Ну и хохотали же над этой шуткой коллеги-творцы, размякшие и довольные, с влагой в глазах, уже смакуя предстоящий вечер, неделю, месяц с их нескончаемым потоком подколок на японскую тему, с хохмами о мусорах и урках и с подспудным благоговейным, захватывающим дух: «Уж чего только не сотворит наша Ла Дершовиц ради словесности». В воздухе уже витали, ожидая разрешения, мучительно-сладкие вопросы: сколько раз она с ним трахалась? Что шериф ей сказал?

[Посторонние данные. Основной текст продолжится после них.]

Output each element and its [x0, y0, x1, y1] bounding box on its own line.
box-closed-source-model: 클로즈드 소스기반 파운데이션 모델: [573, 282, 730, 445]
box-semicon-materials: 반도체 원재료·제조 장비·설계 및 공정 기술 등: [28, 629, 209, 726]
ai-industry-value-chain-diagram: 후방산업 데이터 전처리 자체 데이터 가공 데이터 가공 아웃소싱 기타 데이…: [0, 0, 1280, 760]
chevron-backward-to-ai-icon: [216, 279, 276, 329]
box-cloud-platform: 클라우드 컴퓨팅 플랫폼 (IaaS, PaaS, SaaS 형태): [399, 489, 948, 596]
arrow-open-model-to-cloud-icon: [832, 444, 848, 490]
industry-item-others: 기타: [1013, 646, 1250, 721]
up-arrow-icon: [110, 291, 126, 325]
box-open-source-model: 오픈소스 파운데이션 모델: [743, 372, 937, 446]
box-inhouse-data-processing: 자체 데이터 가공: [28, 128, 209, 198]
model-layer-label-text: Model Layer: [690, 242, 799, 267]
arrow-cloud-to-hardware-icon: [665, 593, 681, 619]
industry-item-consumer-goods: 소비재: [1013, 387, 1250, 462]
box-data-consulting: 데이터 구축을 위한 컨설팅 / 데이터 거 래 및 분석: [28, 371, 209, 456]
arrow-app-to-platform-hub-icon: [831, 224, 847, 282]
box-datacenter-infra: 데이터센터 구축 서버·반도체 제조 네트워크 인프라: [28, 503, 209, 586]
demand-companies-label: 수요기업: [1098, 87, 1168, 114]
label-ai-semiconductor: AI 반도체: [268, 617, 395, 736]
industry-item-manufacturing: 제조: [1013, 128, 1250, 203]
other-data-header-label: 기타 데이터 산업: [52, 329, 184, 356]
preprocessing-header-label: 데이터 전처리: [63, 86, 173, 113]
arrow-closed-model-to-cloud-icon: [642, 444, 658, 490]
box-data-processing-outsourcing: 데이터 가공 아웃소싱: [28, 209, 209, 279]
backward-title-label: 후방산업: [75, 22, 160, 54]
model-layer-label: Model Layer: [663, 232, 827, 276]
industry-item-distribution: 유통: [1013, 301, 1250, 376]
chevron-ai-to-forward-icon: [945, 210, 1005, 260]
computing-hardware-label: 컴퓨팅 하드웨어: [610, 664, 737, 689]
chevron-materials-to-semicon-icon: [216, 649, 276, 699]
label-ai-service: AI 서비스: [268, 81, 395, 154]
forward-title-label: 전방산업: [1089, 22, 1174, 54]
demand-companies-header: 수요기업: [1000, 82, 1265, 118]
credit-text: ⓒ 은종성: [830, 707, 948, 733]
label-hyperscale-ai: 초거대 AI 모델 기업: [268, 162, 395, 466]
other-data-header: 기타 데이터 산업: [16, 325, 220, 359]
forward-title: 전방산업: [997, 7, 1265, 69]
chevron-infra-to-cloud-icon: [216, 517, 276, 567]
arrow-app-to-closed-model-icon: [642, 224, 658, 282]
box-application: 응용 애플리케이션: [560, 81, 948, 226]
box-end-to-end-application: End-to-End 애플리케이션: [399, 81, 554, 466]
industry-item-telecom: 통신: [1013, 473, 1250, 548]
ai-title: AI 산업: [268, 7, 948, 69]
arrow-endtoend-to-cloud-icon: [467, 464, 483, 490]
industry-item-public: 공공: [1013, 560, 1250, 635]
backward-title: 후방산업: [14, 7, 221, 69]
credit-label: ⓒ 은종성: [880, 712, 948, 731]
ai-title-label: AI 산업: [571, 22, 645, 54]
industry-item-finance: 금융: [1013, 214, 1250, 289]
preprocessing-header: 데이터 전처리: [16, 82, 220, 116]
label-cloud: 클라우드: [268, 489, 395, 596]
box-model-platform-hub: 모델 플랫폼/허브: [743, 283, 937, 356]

Пока ели суп, Рут успела перекинуться парой слов с Ирвингом, Сэнди, близоруким поэтом в купальном халате без завязок, с которым не говорила до этого ни разу, и бессмысленно хлопающей большими глазами Айной Содерборд. За салатом Клара с Патси клещами тянули из нее подробности, а пока она расправлялась с главным блюдом — от всех дневных переживаний у нее разыгрался волчий аппетит, — сама Септима обратилась к ней за разъяснениями некоторых ее утверждений. Не ужин, а сольное выступление. Когда Рико принес десерт и большой сверкающий кофейник, Рут уже стала центром притяжения целой системы небесных тел, описывающих круги, улетающих по касательной и возвращающихся вспять, не в состоянии противиться мощной центростремительной силе сенсации.
Напитки подали во внутреннем дворике.
Рут преспокойно болтала с Бобом и Сэнди, наслаждаясь относительной прохладой, чувствуя себя заново родившейся, и вдруг чья-то рука дотронулась до ее руки, и на нее глянули потусторонние, лишенные глубины глаза Лоры Гробиан. В свои пятьдесят лет Лора была старейшиной кружка подавшихся из богемы в мистику белых англосаксонско-протестантских романистов из верхушки среднего класса и прославилась бескровной 209-страничной трилогией, действие которой происходило в 1967 году в Сан-Франциско. С тех пор она опубликовала еще несколько тоненьких книжонок (каждая фраза выточена резцом скульптора — или дантиста, это как посмотреть), ее снимали Карш, Эведон и Лейбовиц, известнейшие фотографы, ее впалые щеки, черная челка и трагические глаза впечатались в память публики не хуже, чем шляпа Трумэна Капоте или борода Хемингуэя. Нервно мотнув головой, она отстранила Боба и Сэнди и потянула Рут в сторонку.